Whilst watching television a few days ago there was an interview with James Corden the actor. They had a couple of pictures of him as a younger man and he talked about working with Alan Bennett on The History Boys. That triggered a thought: I’m sure that I photographed the two of them together when they were doing an interview about the play and the film.
I have always catalogued my pictures and so I decided to put my IPTC skills to the test and search my system using the two words ‘Corden’ and ‘Bennett’. My archive is currently run using Phase One Media Pro (the software that produces the lovely contact sheets used on this blog) and so I opened the catalogue window, typed in the two words and waited. I waited for less than two seconds for the first thumbnail to pop up and probably less that five for the search to be completed. I could see four JPEGs and four Canon CR2 files – that’s pretty efficient. The catalogue told me that the JPEGs were on a mounted drive and that the RAW files were on an external drive that wasn’t mounted. One double click later I had opened the chosen JPEG in Photoshop and resized it.

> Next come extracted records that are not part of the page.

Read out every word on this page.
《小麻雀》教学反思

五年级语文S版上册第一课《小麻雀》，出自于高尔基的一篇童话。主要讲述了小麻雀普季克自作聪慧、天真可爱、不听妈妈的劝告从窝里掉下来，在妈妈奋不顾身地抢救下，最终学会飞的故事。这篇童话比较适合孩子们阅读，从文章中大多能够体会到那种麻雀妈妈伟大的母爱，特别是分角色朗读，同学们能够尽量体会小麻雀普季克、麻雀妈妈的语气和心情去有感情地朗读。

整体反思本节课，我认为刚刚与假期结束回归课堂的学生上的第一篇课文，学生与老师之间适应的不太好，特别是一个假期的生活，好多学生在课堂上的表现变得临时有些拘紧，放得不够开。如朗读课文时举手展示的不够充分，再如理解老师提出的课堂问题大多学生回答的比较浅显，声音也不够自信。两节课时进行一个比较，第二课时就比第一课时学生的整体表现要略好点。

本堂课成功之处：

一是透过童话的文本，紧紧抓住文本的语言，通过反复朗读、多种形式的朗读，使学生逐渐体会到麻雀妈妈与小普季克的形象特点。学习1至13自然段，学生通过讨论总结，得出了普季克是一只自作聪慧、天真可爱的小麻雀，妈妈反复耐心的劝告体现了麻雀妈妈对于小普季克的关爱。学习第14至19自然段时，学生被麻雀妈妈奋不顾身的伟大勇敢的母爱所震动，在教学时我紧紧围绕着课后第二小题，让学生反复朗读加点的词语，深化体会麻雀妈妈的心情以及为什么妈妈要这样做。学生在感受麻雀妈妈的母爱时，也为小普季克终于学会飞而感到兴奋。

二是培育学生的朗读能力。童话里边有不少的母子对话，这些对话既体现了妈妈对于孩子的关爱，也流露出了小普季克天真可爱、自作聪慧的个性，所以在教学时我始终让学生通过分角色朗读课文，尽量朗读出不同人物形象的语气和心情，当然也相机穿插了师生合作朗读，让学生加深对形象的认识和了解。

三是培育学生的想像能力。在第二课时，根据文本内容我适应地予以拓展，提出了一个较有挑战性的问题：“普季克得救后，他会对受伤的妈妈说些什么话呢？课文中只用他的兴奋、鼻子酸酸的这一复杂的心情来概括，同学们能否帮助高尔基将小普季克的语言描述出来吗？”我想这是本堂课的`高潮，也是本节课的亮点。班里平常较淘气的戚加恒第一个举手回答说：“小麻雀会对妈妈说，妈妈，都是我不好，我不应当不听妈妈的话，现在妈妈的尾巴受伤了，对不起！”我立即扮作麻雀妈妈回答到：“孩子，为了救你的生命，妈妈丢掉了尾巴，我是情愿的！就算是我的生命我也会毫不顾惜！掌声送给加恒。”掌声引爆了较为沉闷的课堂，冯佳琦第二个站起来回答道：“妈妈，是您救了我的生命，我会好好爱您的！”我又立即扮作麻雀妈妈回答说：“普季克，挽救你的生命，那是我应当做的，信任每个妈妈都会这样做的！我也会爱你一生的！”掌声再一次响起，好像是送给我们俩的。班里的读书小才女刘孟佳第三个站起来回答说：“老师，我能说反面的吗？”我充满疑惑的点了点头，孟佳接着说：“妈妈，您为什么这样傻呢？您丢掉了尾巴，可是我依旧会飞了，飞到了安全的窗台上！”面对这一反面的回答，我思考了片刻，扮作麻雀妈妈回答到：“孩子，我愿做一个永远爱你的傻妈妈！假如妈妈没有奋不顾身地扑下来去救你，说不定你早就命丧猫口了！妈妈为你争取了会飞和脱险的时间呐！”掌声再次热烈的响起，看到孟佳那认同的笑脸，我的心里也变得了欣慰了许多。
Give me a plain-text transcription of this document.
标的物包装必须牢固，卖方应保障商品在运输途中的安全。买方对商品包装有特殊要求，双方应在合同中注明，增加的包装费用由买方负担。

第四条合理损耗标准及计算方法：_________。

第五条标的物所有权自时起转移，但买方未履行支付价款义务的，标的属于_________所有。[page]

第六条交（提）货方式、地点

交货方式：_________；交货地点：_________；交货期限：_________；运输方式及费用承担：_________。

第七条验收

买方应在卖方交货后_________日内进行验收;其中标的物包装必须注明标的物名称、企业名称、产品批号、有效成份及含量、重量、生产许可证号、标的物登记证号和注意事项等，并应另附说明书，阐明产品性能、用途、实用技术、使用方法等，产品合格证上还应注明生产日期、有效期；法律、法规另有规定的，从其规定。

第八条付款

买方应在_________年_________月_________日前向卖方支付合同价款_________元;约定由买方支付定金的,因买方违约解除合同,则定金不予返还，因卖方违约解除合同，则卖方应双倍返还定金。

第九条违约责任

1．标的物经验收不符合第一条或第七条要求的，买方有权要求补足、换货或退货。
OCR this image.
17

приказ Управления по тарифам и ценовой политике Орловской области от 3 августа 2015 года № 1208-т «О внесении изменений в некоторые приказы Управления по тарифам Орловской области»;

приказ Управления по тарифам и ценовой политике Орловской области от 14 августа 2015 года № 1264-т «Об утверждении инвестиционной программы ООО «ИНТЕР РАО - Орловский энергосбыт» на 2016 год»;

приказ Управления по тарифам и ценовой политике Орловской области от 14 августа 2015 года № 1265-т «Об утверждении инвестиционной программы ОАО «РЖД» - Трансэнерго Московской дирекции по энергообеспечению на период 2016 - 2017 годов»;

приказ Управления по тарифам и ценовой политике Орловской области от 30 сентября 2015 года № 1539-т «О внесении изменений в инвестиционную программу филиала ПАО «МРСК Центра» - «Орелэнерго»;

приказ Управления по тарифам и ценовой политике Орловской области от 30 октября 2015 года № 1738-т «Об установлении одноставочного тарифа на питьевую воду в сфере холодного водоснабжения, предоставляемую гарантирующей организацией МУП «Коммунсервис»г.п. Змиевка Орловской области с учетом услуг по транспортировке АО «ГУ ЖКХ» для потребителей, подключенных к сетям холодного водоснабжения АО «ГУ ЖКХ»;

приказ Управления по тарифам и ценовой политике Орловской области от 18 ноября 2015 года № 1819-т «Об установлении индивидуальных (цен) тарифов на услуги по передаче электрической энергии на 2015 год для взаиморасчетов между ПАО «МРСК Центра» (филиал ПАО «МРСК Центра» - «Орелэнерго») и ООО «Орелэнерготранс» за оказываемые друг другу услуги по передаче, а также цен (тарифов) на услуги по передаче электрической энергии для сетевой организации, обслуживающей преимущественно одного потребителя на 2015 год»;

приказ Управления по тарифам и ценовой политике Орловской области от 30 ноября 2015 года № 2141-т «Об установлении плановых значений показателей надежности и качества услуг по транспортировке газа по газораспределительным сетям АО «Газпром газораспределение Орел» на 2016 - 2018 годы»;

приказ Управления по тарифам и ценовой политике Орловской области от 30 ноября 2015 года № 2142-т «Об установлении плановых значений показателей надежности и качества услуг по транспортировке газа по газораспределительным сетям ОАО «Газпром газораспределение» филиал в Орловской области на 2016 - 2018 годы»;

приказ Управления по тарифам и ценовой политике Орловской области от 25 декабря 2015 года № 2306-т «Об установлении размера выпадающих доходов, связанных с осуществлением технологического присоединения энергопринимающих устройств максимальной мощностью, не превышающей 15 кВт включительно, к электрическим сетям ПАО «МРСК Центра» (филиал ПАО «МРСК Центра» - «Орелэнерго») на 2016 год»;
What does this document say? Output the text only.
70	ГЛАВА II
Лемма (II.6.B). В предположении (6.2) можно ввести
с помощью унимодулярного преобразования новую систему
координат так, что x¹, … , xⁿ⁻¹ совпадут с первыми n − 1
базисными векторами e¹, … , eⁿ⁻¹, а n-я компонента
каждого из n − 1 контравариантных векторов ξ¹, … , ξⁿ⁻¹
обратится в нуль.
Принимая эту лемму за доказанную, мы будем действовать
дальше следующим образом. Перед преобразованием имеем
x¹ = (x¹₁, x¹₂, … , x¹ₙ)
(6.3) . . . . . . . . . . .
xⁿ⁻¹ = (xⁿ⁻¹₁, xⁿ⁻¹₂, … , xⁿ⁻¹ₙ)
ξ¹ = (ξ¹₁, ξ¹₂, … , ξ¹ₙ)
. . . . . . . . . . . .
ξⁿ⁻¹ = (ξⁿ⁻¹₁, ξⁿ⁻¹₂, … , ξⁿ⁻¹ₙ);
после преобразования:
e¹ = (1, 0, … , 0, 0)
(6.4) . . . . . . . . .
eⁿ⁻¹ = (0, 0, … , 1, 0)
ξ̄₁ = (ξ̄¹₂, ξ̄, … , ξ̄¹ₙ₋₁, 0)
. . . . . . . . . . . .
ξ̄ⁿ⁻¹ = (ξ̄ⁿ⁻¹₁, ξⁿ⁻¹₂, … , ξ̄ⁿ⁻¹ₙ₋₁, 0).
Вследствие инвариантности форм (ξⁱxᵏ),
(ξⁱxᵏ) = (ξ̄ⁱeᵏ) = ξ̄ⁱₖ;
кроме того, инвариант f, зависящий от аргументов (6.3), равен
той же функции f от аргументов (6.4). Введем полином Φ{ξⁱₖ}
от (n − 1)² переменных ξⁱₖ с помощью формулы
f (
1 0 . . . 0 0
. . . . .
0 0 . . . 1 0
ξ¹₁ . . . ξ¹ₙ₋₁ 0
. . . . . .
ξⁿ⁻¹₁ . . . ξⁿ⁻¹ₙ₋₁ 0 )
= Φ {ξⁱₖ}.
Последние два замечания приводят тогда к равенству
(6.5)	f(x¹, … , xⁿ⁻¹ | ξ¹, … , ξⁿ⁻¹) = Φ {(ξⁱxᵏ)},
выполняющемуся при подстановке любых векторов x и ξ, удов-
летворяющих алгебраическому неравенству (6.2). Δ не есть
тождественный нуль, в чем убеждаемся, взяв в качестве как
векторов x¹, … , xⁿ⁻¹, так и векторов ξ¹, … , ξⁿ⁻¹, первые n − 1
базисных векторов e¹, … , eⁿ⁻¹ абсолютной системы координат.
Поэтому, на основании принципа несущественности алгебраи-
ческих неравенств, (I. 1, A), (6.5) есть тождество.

Metadata is magic when it works. It works best when you, as the photographer, are a bit anal about adding captions and keywords to every single picture that you save. I have been pretty anal about captions for as long as I can remember – even adding tiny typed labels to the mounts on 35mm slides and stickers on the backs of prints. It’s easy if you can add them in batches and there’s plenty of software options out there to handle the task. My chosen application for adding metadata is Photo Mechanic – I love it to bits!
So there we go. Mission accomplished. I tried to find a fairly random image and I found it in seconds. Who in their right mind wouldn’t want to be able do that?